Transition metal hydroxides with tuned structure and superior electrochemical activities are of potential as positive electrodes for aqueous hybrid supercapacitors (AHSs), yet their conductivities and stacking behaviors need to be optimized to further improve the electrical potential distribution from the electronic multi-contact border to the electroactive center. Herein, we report a new approach to coat poly(3,4-ethylenedioxythiophene) (PEDOT) skin with a controlled thickness on nickel–cobalt layered double hydroxide (NiCo-LDH) nanosheets via a simple yet efficient oxidative chemical vapor deposition (oCVD). The conductive PEDOT skin is ionically permeable, resulting in uniform distribution of the electrical potential and fast transport of ions to active sites.
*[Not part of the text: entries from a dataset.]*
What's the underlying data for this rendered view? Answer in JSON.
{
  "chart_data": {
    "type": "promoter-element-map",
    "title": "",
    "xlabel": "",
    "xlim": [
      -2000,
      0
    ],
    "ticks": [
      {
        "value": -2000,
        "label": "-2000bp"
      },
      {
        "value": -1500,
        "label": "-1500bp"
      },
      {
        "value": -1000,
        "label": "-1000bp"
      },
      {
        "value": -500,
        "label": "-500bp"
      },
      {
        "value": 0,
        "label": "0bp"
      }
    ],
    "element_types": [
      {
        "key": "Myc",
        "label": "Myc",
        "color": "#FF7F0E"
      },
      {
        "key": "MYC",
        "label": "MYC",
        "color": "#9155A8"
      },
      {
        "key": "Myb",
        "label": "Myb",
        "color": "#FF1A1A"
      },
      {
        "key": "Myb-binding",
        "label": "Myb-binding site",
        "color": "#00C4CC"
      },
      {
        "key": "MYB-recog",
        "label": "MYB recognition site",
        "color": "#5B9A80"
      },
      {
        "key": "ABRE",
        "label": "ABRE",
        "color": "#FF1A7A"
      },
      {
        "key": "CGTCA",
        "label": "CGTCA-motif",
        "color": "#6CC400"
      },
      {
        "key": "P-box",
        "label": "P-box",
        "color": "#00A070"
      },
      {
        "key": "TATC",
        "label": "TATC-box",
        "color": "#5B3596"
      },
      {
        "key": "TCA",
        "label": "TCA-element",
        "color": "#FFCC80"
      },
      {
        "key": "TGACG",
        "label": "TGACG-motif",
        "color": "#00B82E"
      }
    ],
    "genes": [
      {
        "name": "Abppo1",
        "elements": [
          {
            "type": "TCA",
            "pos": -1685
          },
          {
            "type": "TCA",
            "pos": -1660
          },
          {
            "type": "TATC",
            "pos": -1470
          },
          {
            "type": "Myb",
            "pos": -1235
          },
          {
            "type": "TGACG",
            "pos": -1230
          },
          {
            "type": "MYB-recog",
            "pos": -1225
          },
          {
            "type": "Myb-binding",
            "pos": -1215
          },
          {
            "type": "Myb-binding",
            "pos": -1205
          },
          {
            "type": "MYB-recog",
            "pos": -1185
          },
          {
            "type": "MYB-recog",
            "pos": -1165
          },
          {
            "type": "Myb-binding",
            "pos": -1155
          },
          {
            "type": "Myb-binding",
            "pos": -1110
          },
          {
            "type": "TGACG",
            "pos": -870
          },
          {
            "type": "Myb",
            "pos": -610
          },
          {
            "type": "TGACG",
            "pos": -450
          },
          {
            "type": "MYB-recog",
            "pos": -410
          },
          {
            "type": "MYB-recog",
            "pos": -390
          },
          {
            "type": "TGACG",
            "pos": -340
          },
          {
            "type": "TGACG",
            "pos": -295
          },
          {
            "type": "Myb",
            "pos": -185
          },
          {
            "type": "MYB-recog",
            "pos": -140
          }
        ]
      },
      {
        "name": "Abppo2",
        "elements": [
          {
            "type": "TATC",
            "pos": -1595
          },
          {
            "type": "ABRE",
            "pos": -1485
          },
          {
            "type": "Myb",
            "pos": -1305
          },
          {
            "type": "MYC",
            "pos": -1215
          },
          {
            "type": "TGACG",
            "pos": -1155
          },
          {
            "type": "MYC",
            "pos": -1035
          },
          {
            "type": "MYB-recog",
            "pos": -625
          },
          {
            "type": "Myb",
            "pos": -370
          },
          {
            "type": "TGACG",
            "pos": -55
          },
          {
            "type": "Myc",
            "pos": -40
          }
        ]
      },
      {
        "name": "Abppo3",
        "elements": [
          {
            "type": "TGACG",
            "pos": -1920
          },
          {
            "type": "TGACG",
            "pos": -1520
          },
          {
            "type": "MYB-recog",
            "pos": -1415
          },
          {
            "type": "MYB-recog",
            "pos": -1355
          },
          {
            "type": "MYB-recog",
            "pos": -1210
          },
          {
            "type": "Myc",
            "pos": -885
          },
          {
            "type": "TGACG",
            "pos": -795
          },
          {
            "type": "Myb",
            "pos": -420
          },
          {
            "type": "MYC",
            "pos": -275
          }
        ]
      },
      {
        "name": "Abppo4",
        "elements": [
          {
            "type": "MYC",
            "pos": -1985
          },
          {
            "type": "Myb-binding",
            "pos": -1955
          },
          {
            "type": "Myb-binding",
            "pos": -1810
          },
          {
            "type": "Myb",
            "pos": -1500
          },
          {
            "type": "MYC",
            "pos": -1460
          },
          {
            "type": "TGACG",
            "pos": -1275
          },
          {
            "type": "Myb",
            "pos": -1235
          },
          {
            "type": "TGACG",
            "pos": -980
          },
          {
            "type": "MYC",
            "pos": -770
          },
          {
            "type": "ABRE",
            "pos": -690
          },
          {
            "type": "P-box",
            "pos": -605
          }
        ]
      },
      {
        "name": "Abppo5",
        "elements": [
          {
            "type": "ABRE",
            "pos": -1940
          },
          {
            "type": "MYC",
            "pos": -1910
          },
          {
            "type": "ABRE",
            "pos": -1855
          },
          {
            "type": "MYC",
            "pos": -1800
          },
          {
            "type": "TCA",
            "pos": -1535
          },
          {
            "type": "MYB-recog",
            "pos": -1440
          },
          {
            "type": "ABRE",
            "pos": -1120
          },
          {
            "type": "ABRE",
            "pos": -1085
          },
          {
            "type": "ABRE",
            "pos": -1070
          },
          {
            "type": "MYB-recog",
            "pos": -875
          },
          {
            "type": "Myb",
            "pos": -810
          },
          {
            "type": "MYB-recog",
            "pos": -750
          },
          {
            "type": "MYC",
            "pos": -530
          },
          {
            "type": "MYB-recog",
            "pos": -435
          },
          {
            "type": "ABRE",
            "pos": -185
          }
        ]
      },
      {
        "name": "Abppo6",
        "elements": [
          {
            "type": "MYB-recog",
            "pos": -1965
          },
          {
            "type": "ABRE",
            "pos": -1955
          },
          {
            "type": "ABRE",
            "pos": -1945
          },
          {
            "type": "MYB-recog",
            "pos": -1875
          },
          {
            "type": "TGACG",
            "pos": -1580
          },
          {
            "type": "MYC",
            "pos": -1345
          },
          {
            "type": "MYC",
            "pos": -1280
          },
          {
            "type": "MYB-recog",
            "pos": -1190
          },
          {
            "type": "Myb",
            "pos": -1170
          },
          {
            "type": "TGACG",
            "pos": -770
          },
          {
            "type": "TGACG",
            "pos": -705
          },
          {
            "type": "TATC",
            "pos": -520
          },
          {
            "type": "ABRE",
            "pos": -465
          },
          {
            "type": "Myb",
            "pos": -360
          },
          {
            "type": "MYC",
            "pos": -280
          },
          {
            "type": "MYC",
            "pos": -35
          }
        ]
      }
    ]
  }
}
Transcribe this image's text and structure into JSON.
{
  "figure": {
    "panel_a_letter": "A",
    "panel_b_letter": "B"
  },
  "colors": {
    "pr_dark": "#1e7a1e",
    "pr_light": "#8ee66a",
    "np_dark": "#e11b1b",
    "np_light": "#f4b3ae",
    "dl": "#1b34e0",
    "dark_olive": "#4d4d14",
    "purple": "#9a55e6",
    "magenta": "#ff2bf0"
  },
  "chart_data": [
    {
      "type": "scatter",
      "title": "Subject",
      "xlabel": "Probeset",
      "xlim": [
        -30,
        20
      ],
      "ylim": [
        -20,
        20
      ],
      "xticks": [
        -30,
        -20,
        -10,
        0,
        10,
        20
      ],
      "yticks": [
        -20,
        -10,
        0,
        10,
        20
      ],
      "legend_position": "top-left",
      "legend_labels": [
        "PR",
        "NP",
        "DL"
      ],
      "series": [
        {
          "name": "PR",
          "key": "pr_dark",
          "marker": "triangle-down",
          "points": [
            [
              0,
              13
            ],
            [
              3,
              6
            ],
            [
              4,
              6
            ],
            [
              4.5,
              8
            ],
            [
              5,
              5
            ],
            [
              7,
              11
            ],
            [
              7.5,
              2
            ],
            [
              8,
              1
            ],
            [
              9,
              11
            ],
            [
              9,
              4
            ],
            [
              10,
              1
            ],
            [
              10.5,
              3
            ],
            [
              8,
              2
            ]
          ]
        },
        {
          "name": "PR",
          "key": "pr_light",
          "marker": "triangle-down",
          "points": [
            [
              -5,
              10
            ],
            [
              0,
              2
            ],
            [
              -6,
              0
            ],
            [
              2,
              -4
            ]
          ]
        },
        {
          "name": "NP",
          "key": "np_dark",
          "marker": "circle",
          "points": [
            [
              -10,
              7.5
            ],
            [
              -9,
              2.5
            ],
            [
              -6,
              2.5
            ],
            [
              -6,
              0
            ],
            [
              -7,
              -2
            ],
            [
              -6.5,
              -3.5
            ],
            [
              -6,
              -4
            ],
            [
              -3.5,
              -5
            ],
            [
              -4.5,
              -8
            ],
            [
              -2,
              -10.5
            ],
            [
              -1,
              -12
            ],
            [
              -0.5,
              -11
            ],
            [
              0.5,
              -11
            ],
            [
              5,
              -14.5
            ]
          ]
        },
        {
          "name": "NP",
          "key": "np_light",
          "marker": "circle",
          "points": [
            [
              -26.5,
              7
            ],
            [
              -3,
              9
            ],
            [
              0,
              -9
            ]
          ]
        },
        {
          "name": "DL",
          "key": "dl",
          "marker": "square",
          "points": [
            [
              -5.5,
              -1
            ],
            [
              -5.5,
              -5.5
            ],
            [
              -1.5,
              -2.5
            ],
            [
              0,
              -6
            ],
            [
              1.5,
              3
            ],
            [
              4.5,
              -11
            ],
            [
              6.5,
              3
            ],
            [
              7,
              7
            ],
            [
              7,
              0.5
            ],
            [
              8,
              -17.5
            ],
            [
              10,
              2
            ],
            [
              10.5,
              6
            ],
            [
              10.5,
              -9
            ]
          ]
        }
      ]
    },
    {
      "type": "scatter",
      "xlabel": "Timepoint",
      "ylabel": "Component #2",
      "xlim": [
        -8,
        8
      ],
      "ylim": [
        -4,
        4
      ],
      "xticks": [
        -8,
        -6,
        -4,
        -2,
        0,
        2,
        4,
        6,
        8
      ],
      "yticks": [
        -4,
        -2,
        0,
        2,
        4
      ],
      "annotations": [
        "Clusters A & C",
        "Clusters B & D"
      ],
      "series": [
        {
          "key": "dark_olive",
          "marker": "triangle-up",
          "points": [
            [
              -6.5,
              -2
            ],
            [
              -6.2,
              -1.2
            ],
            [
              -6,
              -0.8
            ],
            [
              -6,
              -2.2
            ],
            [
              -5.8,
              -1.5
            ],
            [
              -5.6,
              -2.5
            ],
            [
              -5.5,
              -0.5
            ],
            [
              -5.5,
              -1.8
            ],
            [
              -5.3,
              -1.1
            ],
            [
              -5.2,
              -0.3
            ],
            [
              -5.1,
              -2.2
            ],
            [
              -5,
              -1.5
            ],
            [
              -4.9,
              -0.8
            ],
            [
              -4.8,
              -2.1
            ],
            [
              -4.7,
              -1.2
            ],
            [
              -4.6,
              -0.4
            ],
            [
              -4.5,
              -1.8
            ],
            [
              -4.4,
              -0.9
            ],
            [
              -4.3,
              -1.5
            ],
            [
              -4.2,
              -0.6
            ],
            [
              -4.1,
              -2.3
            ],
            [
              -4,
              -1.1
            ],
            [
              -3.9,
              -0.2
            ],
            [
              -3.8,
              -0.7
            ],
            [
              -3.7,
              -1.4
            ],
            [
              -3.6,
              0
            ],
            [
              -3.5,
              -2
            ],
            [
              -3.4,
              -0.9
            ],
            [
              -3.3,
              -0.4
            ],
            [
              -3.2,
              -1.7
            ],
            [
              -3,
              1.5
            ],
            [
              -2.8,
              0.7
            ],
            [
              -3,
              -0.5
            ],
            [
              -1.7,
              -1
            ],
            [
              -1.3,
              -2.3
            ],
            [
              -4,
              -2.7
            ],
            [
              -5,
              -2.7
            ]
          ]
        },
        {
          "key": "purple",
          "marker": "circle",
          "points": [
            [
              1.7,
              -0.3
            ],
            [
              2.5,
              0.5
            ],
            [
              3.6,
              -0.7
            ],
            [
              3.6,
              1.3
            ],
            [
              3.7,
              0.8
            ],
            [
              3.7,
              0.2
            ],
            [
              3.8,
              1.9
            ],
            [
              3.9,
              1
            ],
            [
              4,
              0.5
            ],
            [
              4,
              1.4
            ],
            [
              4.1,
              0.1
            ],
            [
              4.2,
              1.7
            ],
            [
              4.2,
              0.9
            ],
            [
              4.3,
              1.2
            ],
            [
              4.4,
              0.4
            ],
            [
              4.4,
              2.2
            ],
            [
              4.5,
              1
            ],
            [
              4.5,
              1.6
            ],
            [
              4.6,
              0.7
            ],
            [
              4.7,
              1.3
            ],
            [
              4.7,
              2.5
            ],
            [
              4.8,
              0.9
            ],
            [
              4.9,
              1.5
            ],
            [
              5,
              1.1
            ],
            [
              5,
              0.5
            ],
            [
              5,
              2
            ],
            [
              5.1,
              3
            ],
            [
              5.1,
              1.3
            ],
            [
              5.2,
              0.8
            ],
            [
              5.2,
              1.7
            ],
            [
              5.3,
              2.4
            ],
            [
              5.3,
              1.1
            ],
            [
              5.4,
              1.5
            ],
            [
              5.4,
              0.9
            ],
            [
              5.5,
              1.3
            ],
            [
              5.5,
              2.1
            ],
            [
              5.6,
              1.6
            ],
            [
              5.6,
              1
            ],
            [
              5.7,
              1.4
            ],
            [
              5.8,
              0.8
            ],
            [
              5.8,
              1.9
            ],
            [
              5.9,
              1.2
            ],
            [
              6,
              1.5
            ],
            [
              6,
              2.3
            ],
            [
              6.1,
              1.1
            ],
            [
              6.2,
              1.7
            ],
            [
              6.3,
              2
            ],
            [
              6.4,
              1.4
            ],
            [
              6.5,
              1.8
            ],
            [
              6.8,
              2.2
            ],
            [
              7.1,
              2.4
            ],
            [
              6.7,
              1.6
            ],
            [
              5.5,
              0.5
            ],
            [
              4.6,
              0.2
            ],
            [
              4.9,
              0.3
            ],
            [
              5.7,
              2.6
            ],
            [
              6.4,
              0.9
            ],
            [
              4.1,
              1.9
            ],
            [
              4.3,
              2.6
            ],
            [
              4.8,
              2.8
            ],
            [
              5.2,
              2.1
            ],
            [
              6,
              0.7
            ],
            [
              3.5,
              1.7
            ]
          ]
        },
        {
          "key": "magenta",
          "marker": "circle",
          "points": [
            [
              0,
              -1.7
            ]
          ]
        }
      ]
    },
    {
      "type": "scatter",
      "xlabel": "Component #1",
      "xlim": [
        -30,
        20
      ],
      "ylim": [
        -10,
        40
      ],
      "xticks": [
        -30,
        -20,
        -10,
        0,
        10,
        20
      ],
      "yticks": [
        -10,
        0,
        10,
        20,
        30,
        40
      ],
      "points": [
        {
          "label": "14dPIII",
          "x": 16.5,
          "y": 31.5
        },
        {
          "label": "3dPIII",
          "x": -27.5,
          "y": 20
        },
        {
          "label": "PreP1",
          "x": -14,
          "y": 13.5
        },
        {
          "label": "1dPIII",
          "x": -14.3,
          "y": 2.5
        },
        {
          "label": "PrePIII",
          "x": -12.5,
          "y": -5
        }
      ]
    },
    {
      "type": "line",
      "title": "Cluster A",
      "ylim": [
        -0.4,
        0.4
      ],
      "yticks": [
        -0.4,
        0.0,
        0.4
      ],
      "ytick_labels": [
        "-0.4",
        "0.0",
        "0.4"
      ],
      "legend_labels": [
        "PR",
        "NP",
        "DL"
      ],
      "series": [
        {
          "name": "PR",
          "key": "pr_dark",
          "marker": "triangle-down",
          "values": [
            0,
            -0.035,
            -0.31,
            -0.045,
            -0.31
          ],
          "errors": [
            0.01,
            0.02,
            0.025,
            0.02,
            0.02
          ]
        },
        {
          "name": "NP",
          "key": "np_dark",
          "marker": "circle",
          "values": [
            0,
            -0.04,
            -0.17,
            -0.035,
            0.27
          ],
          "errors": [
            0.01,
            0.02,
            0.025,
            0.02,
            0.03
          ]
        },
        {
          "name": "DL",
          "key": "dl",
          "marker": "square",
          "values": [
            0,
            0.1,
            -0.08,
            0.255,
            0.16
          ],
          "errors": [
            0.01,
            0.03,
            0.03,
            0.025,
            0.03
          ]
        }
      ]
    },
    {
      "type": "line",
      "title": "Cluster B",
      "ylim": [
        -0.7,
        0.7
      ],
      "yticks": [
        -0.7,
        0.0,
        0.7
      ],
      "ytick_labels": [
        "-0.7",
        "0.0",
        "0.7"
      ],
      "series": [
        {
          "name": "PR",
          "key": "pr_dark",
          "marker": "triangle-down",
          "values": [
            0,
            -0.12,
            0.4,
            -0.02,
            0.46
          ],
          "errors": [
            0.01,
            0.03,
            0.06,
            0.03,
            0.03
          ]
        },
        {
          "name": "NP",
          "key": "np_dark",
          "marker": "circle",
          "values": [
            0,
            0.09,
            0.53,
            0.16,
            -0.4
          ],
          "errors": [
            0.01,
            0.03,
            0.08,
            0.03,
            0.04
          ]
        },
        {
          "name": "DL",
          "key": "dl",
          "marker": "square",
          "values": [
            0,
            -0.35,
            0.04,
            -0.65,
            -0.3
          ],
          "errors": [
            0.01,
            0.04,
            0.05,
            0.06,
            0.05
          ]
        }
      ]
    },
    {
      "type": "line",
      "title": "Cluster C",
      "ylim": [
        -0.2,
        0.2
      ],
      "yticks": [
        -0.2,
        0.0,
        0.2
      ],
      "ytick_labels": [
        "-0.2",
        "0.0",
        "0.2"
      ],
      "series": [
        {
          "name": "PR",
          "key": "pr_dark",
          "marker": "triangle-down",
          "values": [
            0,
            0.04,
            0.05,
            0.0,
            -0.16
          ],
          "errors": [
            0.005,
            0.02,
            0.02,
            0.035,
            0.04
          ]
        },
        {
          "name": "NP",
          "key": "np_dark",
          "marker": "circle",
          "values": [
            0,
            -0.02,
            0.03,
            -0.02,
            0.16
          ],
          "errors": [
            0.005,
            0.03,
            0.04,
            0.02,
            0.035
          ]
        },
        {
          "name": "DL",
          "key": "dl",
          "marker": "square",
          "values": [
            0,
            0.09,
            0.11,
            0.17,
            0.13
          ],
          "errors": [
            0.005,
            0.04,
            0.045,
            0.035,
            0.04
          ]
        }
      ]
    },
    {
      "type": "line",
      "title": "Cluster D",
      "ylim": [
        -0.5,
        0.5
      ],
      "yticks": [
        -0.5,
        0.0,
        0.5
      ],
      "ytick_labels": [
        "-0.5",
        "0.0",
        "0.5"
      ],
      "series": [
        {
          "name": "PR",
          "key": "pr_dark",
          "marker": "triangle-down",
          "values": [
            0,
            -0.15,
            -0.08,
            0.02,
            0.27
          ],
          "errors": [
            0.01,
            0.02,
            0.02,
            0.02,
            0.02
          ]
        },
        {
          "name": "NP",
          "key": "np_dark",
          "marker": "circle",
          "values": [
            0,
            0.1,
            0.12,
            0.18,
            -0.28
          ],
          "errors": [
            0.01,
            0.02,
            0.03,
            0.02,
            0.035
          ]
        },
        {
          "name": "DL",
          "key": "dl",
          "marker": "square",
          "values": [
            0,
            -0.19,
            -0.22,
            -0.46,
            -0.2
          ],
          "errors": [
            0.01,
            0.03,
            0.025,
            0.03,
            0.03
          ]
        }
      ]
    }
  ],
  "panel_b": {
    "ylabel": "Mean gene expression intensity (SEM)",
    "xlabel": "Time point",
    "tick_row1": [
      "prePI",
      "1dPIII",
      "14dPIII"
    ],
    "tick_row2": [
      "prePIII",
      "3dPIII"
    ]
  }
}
The density functional theory (DFT) calculations reveal that the PEDOT layer can build an embedded electric field at the interface and enable a low desorption energy of hydrogen for electrochemical redox reactions. The as-obtained NiCo-LDH nanosheets with the PEDOT skin of 10 nm thick (LDH/PEDOT-10) as the battery-type electrode deliver a high specific capacity of 167 mAh g−1 (1250F g−1) with a greatly improved rate capability of 79 % at 50 A g−1 and cycling stability of 92 % for 6000 cycles, which endows AHS devices with superior charge-storage performance. This study has demonstrated for the first time that the modulation of electrical potential for redox electrodes via an interface engineering strategy can achieve simultaneously fast reaction kinetics and excellent structure stability for aqueous energy-storage devices.